Companies like Vision 6 can help a business create and measure an email marketing campaign. Vision 6 has been helping small businesses in this area since 2001 and now has more than 7,000 businesses using its online measurement systems. Vision 6 can track email marketing campaigns and help businesses work out if their marketing is effective.

Vision 6 spokesman Evan Fortune says it has taken awhile for email marketing to be regarded as a valuable marketing tool, but businesses now realise its power.

 

Fortune says an email marketing campaign it ran a couple of years ago for beverage giant Lion Nathan demonstrates the power of email marketing and its ability to prove its effectiveness.

 

Lion Nathan invited 100 people to one of seven parties as part of a new product launch.

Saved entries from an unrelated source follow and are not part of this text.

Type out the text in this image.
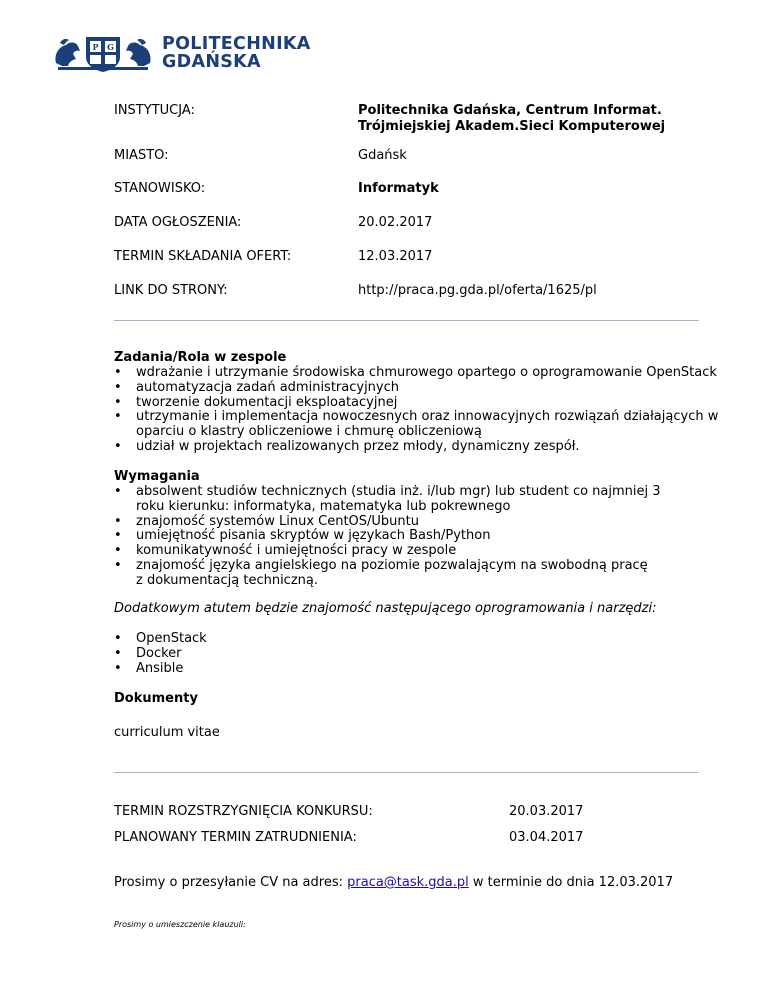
P G	POLITECHNIKA
GDAŃSKA
INSTYTUCJA:	Politechnika Gdańska, Centrum Informat.
Trójmiejskiej Akadem.Sieci Komputerowej
MIASTO:	Gdańsk
STANOWISKO:	Informatyk
DATA OGŁOSZENIA:	20.02.2017
TERMIN SKŁADANIA OFERT:	12.03.2017
LINK DO STRONY:	http://praca.pg.gda.pl/oferta/1625/pl
Zadania/Rola w zespole
• wdrażanie i utrzymanie środowiska chmurowego opartego o oprogramowanie OpenStack
• automatyzacja zadań administracyjnych
• tworzenie dokumentacji eksploatacyjnej
• utrzymanie i implementacja nowoczesnych oraz innowacyjnych rozwiązań działających w oparciu o klastry obliczeniowe i chmurę obliczeniową
• udział w projektach realizowanych przez młody, dynamiczny zespół.
Wymagania
• absolwent studiów technicznych (studia inż. i/lub mgr) lub student co najmniej 3 roku kierunku: informatyka, matematyka lub pokrewnego
• znajomość systemów Linux CentOS/Ubuntu
• umiejętność pisania skryptów w językach Bash/Python
• komunikatywność i umiejętności pracy w zespole
• znajomość języka angielskiego na poziomie pozwalającym na swobodną pracę z dokumentacją techniczną.
Dodatkowym atutem będzie znajomość następującego oprogramowania i narzędzi:
• OpenStack
• Docker
• Ansible
Dokumenty
curriculum vitae
TERMIN ROZSTRZYGNIĘCIA KONKURSU:	20.03.2017
PLANOWANY TERMIN ZATRUDNIENIA:	03.04.2017
Prosimy o przesyłanie CV na adres: praca@task.gda.pl w terminie do dnia 12.03.2017
Prosimy o umieszczenie klauzuli:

“Within 20 minutes, all seven parties were filled. And because so many people were forwarding the email onto their friends, the company’s database grew by 22% within days.”

 

The Vision 6 results also revealed that 80% of email recipients opened the email.

 

Direct mail would have cost thousands, but all this was achieved at a cost of $3,500, Fortune says.

 

Measuring phone leads to come from the web

 

If the aim is to generate leads from your website via the phone, there is a tool that can measure exactly how many phone calls your website generates.

 

Sydney-based company Jet Interactive founder and director Justin Graham says that in the past, web marketers have made decisions about digital media spend simply by studying the number of clicks or online applications completed. But very few have given any thought to the huge number of phone calls that websites generate and what that means for their business.

 

But Jet Interactive recently launched Jet Call Tracker, which can measure the number of phone calls that originate from website enquiries. The service can provide live call data, demographic segmentation and electronic call distribution maps.

 

“If businesses aren’t tracking and analysing phone calls, they don’t truly understand the success of their online activity. Call Tracker can measure response rates to advertising campaigns, the geographic distribution of existing customers and the effectiveness of sales channels. It can also optimise marketing campaigns in real time,” Graham says.

 

Do your homework

 

But make sure you ask any company offering to measure your online return on investment for case studies and testimonials of what it has managed to achieve for other companies. And make sure you are clear exactly how a provider will gather the information and exactly what information it will make available to you.

 

Graham warns that businesses need to do their homework before committing to a particular tool for measuring the effectiveness of online advertising to make sure it’s not paying too much.

 

“Some business intelligence tools can take forever to implement and cost a lot of money to maintain, so do your research before committing to a particular application.”